VIP: On a light note to happiness

By Biprorshee Das , afaqs!, Mumbai | In Advertising | May 04, 2010
Taking a new approach in its communication, VIP Industries has chosen animation to position itself as a happy companion to the traveller

'Happy Journey' is a phrase often heard as one packs luggage to set out on a holiday. VIP Industries takes the phrase a little too seriously, with it also being the tagline of the brand. Right at the offset of the vacation season, the brand has come up with a new campaign to take forward the message.

VIP attempts to position itself as a youthful and a lively brand in its latest TV commercial for Superlite, a new range of lightweight strolleys.

& #BANNER1 & #

"In our previous campaign, we tried to contemporise the brand and make it more youthful. We achieved that purpose to an extent as we tied up with young celebrities. We wanted to do more and connect further with our consumers. We were looking at a fresh approach, which the creative agency came up with eventually," says Manish Vyas, vice-president, marketing, VIP Industries.

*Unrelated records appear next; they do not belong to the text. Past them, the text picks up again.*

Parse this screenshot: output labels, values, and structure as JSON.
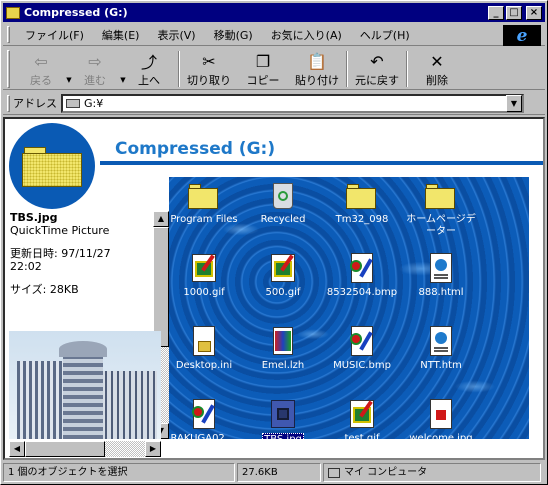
{
  "window": {
    "title": "Compressed (G:)",
    "controls": {
      "minimize": "_",
      "maximize": "□",
      "close": "×"
    }
  },
  "menu": [
    "ファイル(F)",
    "編集(E)",
    "表示(V)",
    "移動(G)",
    "お気に入り(A)",
    "ヘルプ(H)"
  ],
  "ie_logo": "e",
  "toolbar": {
    "back": "戻る",
    "forward": "進む",
    "up": "上へ",
    "cut": "切り取り",
    "copy": "コピー",
    "paste": "貼り付け",
    "undo": "元に戻す",
    "delete": "削除"
  },
  "address": {
    "label": "アドレス",
    "value": "G:¥"
  },
  "sidebar": {
    "heading": "Compressed (G:)",
    "file_name": "TBS.jpg",
    "file_type": "QuickTime Picture",
    "modified_label": "更新日時:",
    "modified_date": "97/11/27",
    "modified_time": "22:02",
    "size_label": "サイズ:",
    "size_value": "28KB"
  },
  "files": [
    {
      "name": "Program Files",
      "kind": "folder"
    },
    {
      "name": "Recycled",
      "kind": "bin"
    },
    {
      "name": "Tm32_098",
      "kind": "folder"
    },
    {
      "name": "ホームページデーター",
      "kind": "folder"
    },
    {
      "name": "1000.gif",
      "kind": "img"
    },
    {
      "name": "500.gif",
      "kind": "img"
    },
    {
      "name": "8532504.bmp",
      "kind": "bmp"
    },
    {
      "name": "888.html",
      "kind": "doc"
    },
    {
      "name": "Desktop.ini",
      "kind": "cfg"
    },
    {
      "name": "Emel.lzh",
      "kind": "lzh"
    },
    {
      "name": "MUSIC.bmp",
      "kind": "bmp"
    },
    {
      "name": "NTT.htm",
      "kind": "doc"
    },
    {
      "name": "RAKUGA02....",
      "kind": "bmp"
    },
    {
      "name": "TBS.jpg",
      "kind": "tbs",
      "selected": true
    },
    {
      "name": "test.gif",
      "kind": "img"
    },
    {
      "name": "welcome.jpg",
      "kind": "red"
    }
  ],
  "status": {
    "selection": "1 個のオブジェクトを選択",
    "size": "27.6KB",
    "zone": "マイ コンピュータ"
  }
}
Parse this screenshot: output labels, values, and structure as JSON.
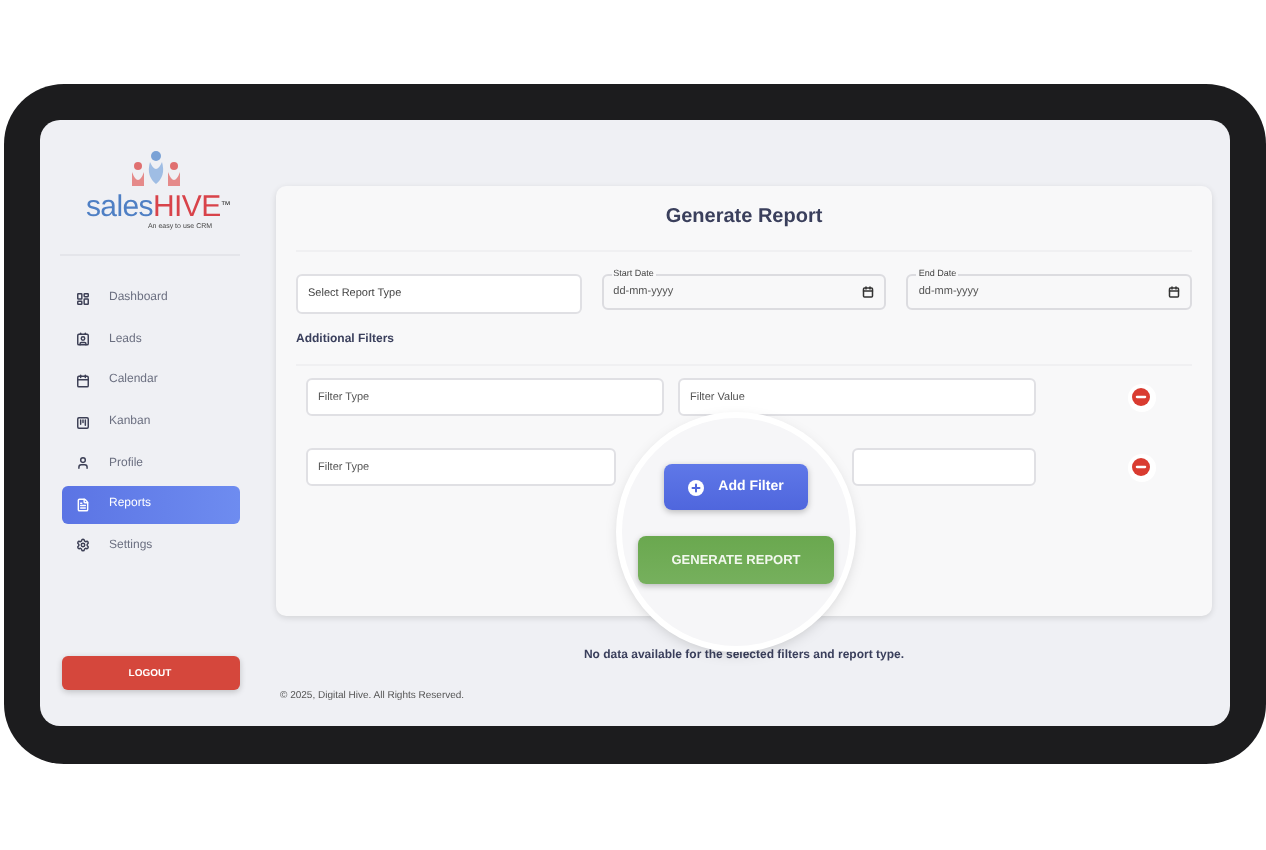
{
  "logo": {
    "name_first": "sales",
    "name_second": "HIVE",
    "trademark": "™",
    "tagline": "An easy to use CRM"
  },
  "sidebar": {
    "items": [
      {
        "label": "Dashboard",
        "selected": false
      },
      {
        "label": "Leads",
        "selected": false
      },
      {
        "label": "Calendar",
        "selected": false
      },
      {
        "label": "Kanban",
        "selected": false
      },
      {
        "label": "Profile",
        "selected": false
      },
      {
        "label": "Reports",
        "selected": true
      },
      {
        "label": "Settings",
        "selected": false
      }
    ],
    "logout": "LOGOUT"
  },
  "report": {
    "title": "Generate Report",
    "report_type": {
      "placeholder": "Select Report Type"
    },
    "start_date": {
      "label": "Start Date",
      "value": "dd-mm-yyyy"
    },
    "end_date": {
      "label": "End Date",
      "value": "dd-mm-yyyy"
    },
    "additional_filters": "Additional Filters",
    "filters": [
      {
        "type_placeholder": "Filter Type",
        "value_placeholder": "Filter Value"
      },
      {
        "type_placeholder": "Filter Type"
      }
    ],
    "add_filter": "Add Filter",
    "generate": "GENERATE REPORT"
  },
  "message": "No data available for the selected filters and report type.",
  "footer": "© 2025, Digital Hive. All Rights Reserved."
}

The commercial, created by Publicis Ambience, shows an animated protagonist tugging along a VIP strolley and helping people on the way. The features of strength and light weight of the product are interestingly woven into the story. The ad ends with the protagonist flying into the air, pulled by his light luggage.

The TVC has been directed by Vinod Iyer. The production house is Lemon Yellow Sun. The copywriter is Ashish Khazanchi, vice-chairperson, Publicis Ambience and the art directors are Akash Das and Ashish Phatak.

The agency was briefed to re-energise the brand and enhance its relevance in the lives of the younger Indian consumer, without having to compromise on the core brand values, and distinguish itself from competition.

"We wanted to shift the way the brand is seen. The shift was from a grey world to a happier and a friendlier one. When we Indians travel, we look forward to it with a sense of optimism. We wanted to capture that feeling of happiness in the commercial," says Khazanchi.

He says that the commercial serves a dual purpose, with the message working for both the sub-brand and the VIP umbrella brand at the same time.

"It is the theme message of the entire brand. The theme of 'Happy Journey' remains the same. VIP is the happy companion of the traveller," says Vyas.

On the use of animation, Vyas suggests that this is the first in the category after other youth brands that have used it successfully in their campaigns. He adds that if the consumer reactions are favourable, animation could be extended to future campaigns as well.

According to Khazanchi, the message of happiness is better conveyed through animation rather than regular characters in a television commercial.

Besides television, VIP has carried out extensive in-store merchandising and posters in its exclusive and multi-brand outlets. Branding has also been done at point of travel, on conveyor belts at airports, Jet Airways' baggage tags, IRCTC tickets and in-flight and in-store magazines.

While Vyas refused to comment on the exact ad spends, he indicated that spends would be 40-50 per cent higher than 2009.

Maxus is the media agency.

Happy notes

The commercial has been well received by the fraternity and the creative thought has met with a word of approval from most, who think that it is a welcome change from VIP's earlier commercials.

"Personally, I like the commercial a lot. I like it for the fact that it is a style and execution that one did not expect from VIP. It is international and works well to push up the brand image. I also like it for the timing of its new line of luggage - just when the holiday season is about to start and with the travel market picking up steam," says Prathap Suthan, national creative director, Cheil Worldwide.

Adrian Mendonza, national creative director, Dentsu Marcom agrees with Suthan.

"It is a very interesting and genuine idea, which is the most important thing in a communication. It is pretty different from the previous commercials of the brand. The idea of VIP as a source of happiness is very interestingly done. This could help the brand progress far better and is something that could be further extended into a series," he says.

Suthan adds that the added layer of 'go-gooder' in the film is also noteworthy.

"The film is all about the animated character which helps people on the way. The way product strengths of lightness and strength have been built into the story is interesting, light, subtle and not in your face," he says.

However, both Suthan and Mendonza have certain reservations.

Mendonza is of the view that while animation can get far more eyeballs by sheer way of differentiation and works very well if used effectively, the animation in the VIP commercial could have been a lot "classier".

Suthan, too, expresses his doubts over the animation.

"I think the animation style might not go well and connect with the average aspirational traveller. It may be a little too retro for their liking. Unless the animation style is something that looks overtly premium to the intended target audience, there is a possibility that they may misinterpret the style," he says.

"However, while TUMI and Victorinox owning travellers could get it and appreciate the held back styling of the animation, VIP certainly is not the brand of luggage that they would wheel," Suthan adds.

He adds that Superlite as a new brand name should have been more visible; it was a bit hard to distinguish if it was the regular range of the brand or an entirely new one.